Informasi yang dihimpun Jawa Pos Radar Jember, seorang petani tembakau dapat mempekerjakan belasan hingga puluhan orang per hari, hanya untuk buruh sujen dan buruh pacul ini.
Tergantung luasan tanaman tembakau petani.
"Luasan tanaman tembakau saya setengah hektare. Meski pertumbuhannya bagus, tapi kendalanya sulit air, minim hujan. Jadi saya disel untuk mengairi. Sehari bisa habis 4-5 liter (BBM, Red)," aku Sholeh, petani tembakau asal Desa Nogosari.
Tembakau milik Soleh berjenis Besuki Na-Oogst, yang merupakan bahan baku cerutu premium white burley, dengan pasarnya yang sudah menembus mancanegara. Ia biasanya menjual tembakau miliknya ke perusahaan mitra di Jember, yang juga penyuplai ke perusahaan cerutu ternama di Indonesia.
Tembakau milik Sholeh saat itu baru berusia sekitar 3 minggu, dan menyisakan beberapa pekan lagi untuk bisa dipanen. Namun, ia tampak gusar.
Sebab, meski tembakaunya tergolong premium, harga daun emasnya itu di pasaran mulai ugal-ugalan alias anjlok.
"Tahun kemarin itu masih Rp 14-15 juta per kuintal. Sekarang dengan mutu yang bagus saja, itu hanya Rp 9 juta per kuintal. Bahkan ada yang lebih jatuh lagi, Rp 5-6 juta per kuintal," gerutunya.
Ia menduga anjloknya harga daun emas ini lantaran permainan pasar yang dimonopoli oleh perusahaan-perusahaan besar. Selain itu, faktor musim tanam serentak yang dilakukan perusahaan tembakau dalam jumlah sangat besar juga membuat petani tembakau kelimpungan.
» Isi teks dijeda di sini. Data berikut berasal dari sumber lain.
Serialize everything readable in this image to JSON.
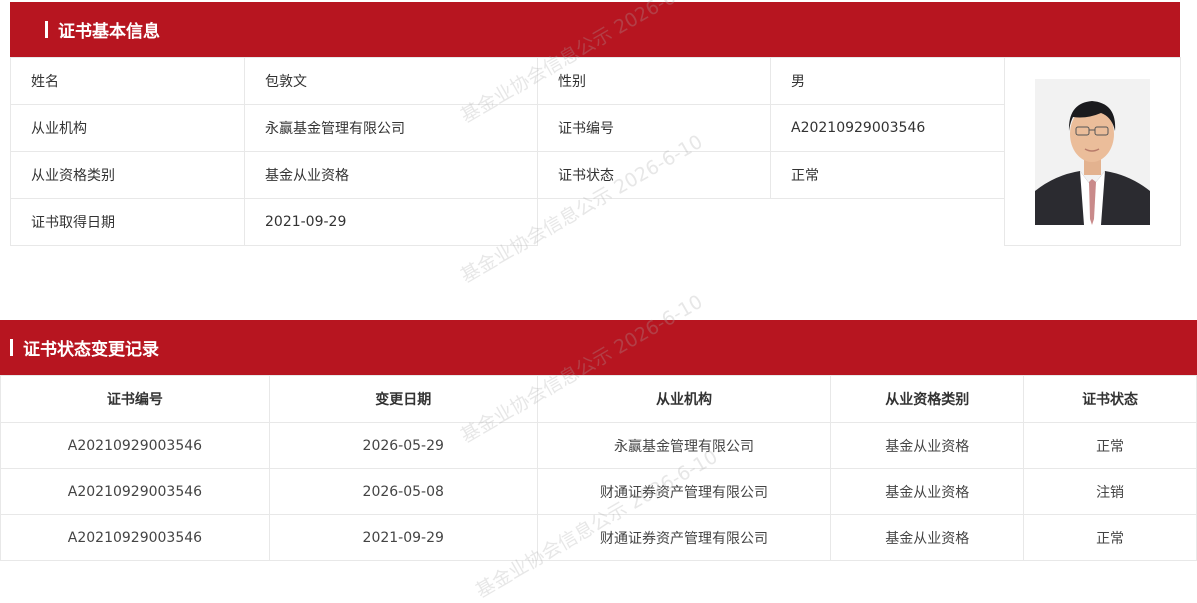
{
  "basic_info": {
    "title": "证书基本信息",
    "rows": [
      {
        "label1": "姓名",
        "value1": "包敦文",
        "label2": "性别",
        "value2": "男"
      },
      {
        "label1": "从业机构",
        "value1": "永赢基金管理有限公司",
        "label2": "证书编号",
        "value2": "A20210929003546"
      },
      {
        "label1": "从业资格类别",
        "value1": "基金从业资格",
        "label2": "证书状态",
        "value2": "正常"
      },
      {
        "label1": "证书取得日期",
        "value1": "2021-09-29"
      }
    ]
  },
  "history": {
    "title": "证书状态变更记录",
    "columns": [
      "证书编号",
      "变更日期",
      "从业机构",
      "从业资格类别",
      "证书状态"
    ],
    "rows": [
      [
        "A20210929003546",
        "2026-05-29",
        "永赢基金管理有限公司",
        "基金从业资格",
        "正常"
      ],
      [
        "A20210929003546",
        "2026-05-08",
        "财通证券资产管理有限公司",
        "基金从业资格",
        "注销"
      ],
      [
        "A20210929003546",
        "2021-09-29",
        "财通证券资产管理有限公司",
        "基金从业资格",
        "正常"
      ]
    ]
  },
  "watermark": "基金业协会信息公示 2026-6-10",
  "colors": {
    "accent": "#b71520",
    "border": "#e8e8e8"
  }
}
Sebab, hal itu memengaruhi harga sewa lahan yang melonjak berkali-kali lipat.
Dari belasan juta per hektare setahun, menjadi Rp 24-25 juta per hektare, hanya untuk per musim.
Hal itu kemudian berdampak pada pembelian perusahaan terhadap tembakau petani.
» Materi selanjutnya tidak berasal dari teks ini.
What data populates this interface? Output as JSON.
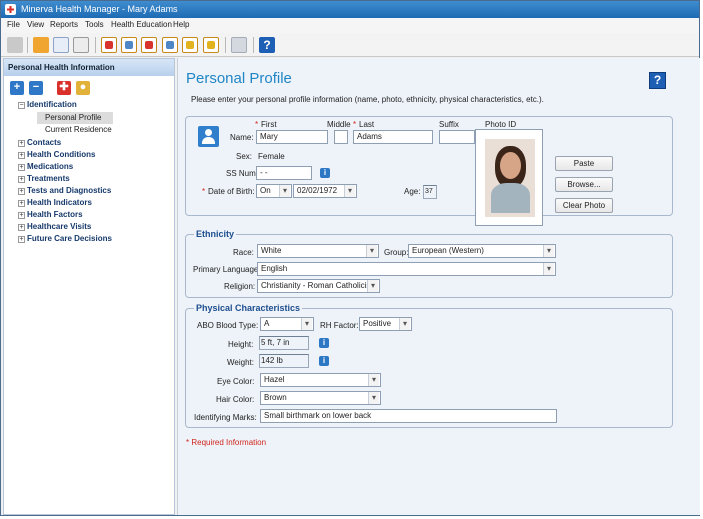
{
  "window": {
    "title": "Minerva Health Manager - Mary Adams"
  },
  "menubar": [
    "File",
    "View",
    "Reports",
    "Tools",
    "Health Education",
    "Help"
  ],
  "sidebar": {
    "title": "Personal Health Information",
    "tree": [
      {
        "label": "Identification",
        "expanded": true
      },
      {
        "label": "Personal Profile",
        "selected": true
      },
      {
        "label": "Current Residence"
      },
      {
        "label": "Contacts"
      },
      {
        "label": "Health Conditions"
      },
      {
        "label": "Medications"
      },
      {
        "label": "Treatments"
      },
      {
        "label": "Tests and Diagnostics"
      },
      {
        "label": "Health Indicators"
      },
      {
        "label": "Health Factors"
      },
      {
        "label": "Healthcare Visits"
      },
      {
        "label": "Future Care Decisions"
      }
    ]
  },
  "main": {
    "title": "Personal Profile",
    "intro": "Please enter your personal profile information (name, photo, ethnicity, physical characteristics, etc.).",
    "name": {
      "first_label": "First",
      "middle_label": "Middle",
      "last_label": "Last",
      "suffix_label": "Suffix",
      "row_label": "Name:",
      "first": "Mary",
      "middle": "",
      "last": "Adams",
      "suffix": ""
    },
    "sex_label": "Sex:",
    "sex": "Female",
    "ssn_label": "SS Number:",
    "ssn": "  -  -",
    "dob_label": "Date of Birth:",
    "dob_qualifier": "On",
    "dob": "02/02/1972",
    "age_label": "Age:",
    "age": "37",
    "photo": {
      "label": "Photo ID",
      "paste": "Paste",
      "browse": "Browse...",
      "clear": "Clear Photo"
    },
    "ethnicity": {
      "title": "Ethnicity",
      "race_label": "Race:",
      "race": "White",
      "group_label": "Group:",
      "group": "European (Western)",
      "language_label": "Primary Language:",
      "language": "English",
      "religion_label": "Religion:",
      "religion": "Christianity - Roman Catholicism"
    },
    "physical": {
      "title": "Physical Characteristics",
      "abo_label": "ABO Blood Type:",
      "abo": "A",
      "rh_label": "RH Factor:",
      "rh": "Positive",
      "height_label": "Height:",
      "height": "5 ft, 7 in",
      "weight_label": "Weight:",
      "weight": "142 lb",
      "eye_label": "Eye Color:",
      "eye": "Hazel",
      "hair_label": "Hair Color:",
      "hair": "Brown",
      "marks_label": "Identifying Marks:",
      "marks": "Small birthmark on lower back"
    },
    "required_note": "* Required Information"
  }
}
"Meski perusahaan ada kemitraan dengan petani, harga ambilnya terlalu murah. Katanya kualitasnya turun, lah. Ya, jelas, kami bukan tandingan perusahaan. Jadi, hasil panen ini bisa balance saja, ya, tidak dapat apa-apa. Artinya, bisa balik modal saja sudah untung," ketusnya.
Sebagai petani tembakau, Sholeh mengaku prihatin atas kondisi tersebut. Baginya, tembakau menyumbangkan pendapatan cukup besar kepada negara. "Kalau tidak ada tembakau di Jember, berapa ribu orang yang kemudian menganggur, yang tidak terlibat langsung di tembakaunya. Tidak hanya buruh, pembuat gudang, pekerja kayu-kayu, tenaga siram, pacul, sujen, itu banyak. Jadi, penyerapan tenaga kerja sangat luar biasa dari tembakau ini," katanya.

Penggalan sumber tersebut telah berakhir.